The World Bank says an extra 100 million people worldwide could go hungry as a result of the sharp rise in the price of food staples in the last year.

At the U.N. food summit in Rome this month, the World Bank pledged $1.2 billion in grants to help with the food crisis.

"The $1.2 billion the World Bank says will solve the food crisis in Africa is a $1.2 billion subsidy to the chemical industry," said Vandana Shiva, an Indian physics professor and environmental activist speaking at the forum in Modena.

"Countries are made dependent on chemical fertilizers when their prices have tripled in the last year due to rising oil prices," she said. "I say to governments: spend a quarter of that on organic farming and you've solved your problems."

She said industrial farming was based on planting a single crop on vast surfaces and heavy use of chemical fertilizers, a process that used 10 times more energy than it produced.

"The rest turns into waste as greenhouse gases, chemical runoffs and pesticide residues in our food," she said.
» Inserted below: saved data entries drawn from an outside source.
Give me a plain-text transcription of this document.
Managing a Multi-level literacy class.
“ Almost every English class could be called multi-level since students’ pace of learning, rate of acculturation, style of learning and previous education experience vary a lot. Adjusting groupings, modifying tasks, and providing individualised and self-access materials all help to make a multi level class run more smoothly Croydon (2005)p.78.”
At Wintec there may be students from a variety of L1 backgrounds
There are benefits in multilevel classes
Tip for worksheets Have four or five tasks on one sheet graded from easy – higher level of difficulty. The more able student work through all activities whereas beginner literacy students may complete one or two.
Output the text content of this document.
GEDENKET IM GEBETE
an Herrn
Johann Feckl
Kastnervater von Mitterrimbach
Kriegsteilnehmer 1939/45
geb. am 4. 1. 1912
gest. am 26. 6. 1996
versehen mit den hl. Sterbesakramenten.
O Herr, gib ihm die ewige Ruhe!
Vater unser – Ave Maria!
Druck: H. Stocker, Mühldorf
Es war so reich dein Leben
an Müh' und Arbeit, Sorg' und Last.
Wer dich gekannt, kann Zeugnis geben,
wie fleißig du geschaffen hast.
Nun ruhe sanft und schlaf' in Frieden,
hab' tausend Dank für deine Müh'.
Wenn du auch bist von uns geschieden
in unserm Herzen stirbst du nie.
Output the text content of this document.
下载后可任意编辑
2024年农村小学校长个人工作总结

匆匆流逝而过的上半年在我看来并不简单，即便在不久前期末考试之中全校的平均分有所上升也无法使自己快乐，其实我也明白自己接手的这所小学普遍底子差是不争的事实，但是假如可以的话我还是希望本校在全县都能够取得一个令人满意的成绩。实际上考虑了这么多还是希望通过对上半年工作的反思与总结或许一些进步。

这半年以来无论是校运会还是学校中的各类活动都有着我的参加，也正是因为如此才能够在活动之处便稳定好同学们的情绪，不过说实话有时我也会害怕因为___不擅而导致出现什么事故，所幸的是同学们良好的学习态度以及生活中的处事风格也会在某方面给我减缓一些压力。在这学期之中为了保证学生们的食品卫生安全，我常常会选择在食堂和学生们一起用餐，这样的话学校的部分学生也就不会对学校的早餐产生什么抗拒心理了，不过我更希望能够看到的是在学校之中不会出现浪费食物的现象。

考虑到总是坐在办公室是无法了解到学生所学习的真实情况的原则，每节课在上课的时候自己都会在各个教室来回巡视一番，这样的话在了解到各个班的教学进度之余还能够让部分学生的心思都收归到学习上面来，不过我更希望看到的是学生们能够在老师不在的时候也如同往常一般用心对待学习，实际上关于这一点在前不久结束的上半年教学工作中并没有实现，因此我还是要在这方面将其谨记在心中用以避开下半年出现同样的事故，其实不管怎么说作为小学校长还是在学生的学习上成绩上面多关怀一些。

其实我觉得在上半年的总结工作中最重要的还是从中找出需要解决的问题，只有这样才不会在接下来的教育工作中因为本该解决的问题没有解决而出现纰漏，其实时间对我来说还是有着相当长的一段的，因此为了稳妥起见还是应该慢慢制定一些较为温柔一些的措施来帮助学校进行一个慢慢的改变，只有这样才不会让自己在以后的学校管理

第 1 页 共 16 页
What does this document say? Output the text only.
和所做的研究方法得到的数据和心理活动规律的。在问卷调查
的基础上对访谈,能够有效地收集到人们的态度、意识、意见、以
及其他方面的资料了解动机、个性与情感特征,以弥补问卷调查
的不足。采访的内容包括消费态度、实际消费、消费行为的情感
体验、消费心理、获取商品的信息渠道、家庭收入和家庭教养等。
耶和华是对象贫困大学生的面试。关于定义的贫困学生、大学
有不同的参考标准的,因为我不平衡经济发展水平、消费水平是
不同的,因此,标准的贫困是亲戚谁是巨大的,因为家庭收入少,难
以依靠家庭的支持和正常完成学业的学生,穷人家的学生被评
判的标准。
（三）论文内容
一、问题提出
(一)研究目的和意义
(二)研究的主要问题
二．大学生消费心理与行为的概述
In contrast, organic farms could increase output by 10 times by growing many different species of plants at the same time, which helped retain soil and water, she said. "In a one-acre farm in India they can grow 250 species of plants," she said.

FEEDING 9 BILLION PEOPLE

The U.N.'s Food and Agriculture Organization Director General Jacques Diouf said last December there was no reason to believe that organic agriculture can substitute conventional farming systems in ensuring the world's food security.

"You cannot feed six billion people today and nine billion in 2050 without judicious use of chemical fertilizers."

Shiva has began a civil disobedience campaign in India against the patenting of natural seeds, particularly of crops that resist flooding and drought and can better withstand climate change.

"We need this worldwide. Seeds are for everyone," she said.

According to IFOAM, a quarter of greenhouse gases are emitted by industrially farmed crops and livestock. The proportion rises to 40 percent when including the emissions caused by transporting commodities around the world.

IFOAM members also criticized the production of fuel from grains, citing a U.S. university study that it took 1.3 gallons of fossil fuel to make 1 gallon of ethanol from corn.

The United States and Brazil defended their use of corn and sugar cane to make ethanol to fuel cars at the UN food summit saying it was a minor factor in food price inflation.